When we did it - and oh, I could rant for days about how badly it was done - the director wanted 'Comedia Del Arte' but didn't know how to get it. And our Pet. was terrified of looking silly, so he just emoted the whole time. It was Not Good.

on 2010-08-04 07:44 pm (UTC)
Posted by [identity profile] geishawhite.livejournal.com
The ending sort of sagged but then... so does the play? It's as if there was no suitable ending to that build up. But someone videoed it -- I've never had a copy though. :/ I left fairly shortly after February, and the play was before the vacation period. I was also not a Liked director xD I bullied and cajoled and humiliated people into learning lines and being word perfect -- there was not a single prompt in three performances, and these were students unaccustomed to Shakespeare.

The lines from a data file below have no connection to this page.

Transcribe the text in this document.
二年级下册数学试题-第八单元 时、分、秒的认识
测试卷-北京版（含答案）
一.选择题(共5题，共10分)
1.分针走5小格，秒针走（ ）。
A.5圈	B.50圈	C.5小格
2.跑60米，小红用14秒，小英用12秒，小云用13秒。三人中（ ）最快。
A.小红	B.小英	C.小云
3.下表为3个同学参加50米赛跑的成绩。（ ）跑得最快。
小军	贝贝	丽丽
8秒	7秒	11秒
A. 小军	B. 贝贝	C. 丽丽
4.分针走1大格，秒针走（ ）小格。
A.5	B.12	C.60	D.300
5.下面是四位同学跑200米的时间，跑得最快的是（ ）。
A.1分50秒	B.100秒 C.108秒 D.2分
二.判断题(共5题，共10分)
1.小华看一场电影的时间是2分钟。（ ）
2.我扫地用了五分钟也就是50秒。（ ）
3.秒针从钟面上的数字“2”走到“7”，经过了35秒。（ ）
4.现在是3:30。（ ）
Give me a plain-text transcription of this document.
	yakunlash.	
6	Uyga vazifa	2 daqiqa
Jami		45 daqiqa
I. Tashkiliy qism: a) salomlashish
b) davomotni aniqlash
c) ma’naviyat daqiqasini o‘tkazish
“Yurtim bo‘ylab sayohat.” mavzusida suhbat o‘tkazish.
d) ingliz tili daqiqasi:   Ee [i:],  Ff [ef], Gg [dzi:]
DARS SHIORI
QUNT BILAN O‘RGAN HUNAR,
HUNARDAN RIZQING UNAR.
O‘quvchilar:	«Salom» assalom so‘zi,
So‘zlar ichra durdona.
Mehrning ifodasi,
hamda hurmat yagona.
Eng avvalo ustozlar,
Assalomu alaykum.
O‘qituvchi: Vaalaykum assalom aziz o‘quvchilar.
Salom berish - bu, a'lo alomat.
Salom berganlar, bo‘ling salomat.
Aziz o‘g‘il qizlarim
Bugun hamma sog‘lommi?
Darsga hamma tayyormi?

It was a smashing performance, but my cast united in their :/ of me xD There's a whole host of photos on a friend's facebook

http://sphotos.ak.fbcdn.net/photos-ak-ash1/v55/117/14/1229430163/n1229430163_30017023_1253.jpg -- the handgrab

http://sphotos.ak.fbcdn.net/photos-ak-ash1/v55/117/14/1229430163/n1229430163_30017043_6671.jpg -- arguing

http://sphotos.ak.fbcdn.net/photos-ak-sf2p/v55/117/14/1229430163/n1229430163_30017051_6978.jpg -- pre table-toss: you can see Harriet (Kate)'s expression in the background there.

http://sphotos.ak.fbcdn.net/photos-ak-ash1/v55/117/14/1229430163/n1229430163_30017075_2448.jpg -- the finale -- you can see in that tableau JUST how in control Petruchio was. I like to think she stabbed him one night :3

We didn't cast it deliberately with the height difference -- tiny actress, tall actor, but it worked, by god. I also was playing with the budget, so we had a stark, stark white set, with the actors in colours that represented their stature, and very non-era costumes: the girls wore an A-line strappy dress that were made for them, the boys a shirt with black trousers. We had shades denote power -- strong colours meant strong positions, servants were paler shades of their masters, etc. Katerina was in green, Petruchio in red. Damnit, I can't find colour photos that haven't been photoshopped for contrast, but it was lovely. :3 I loved that play.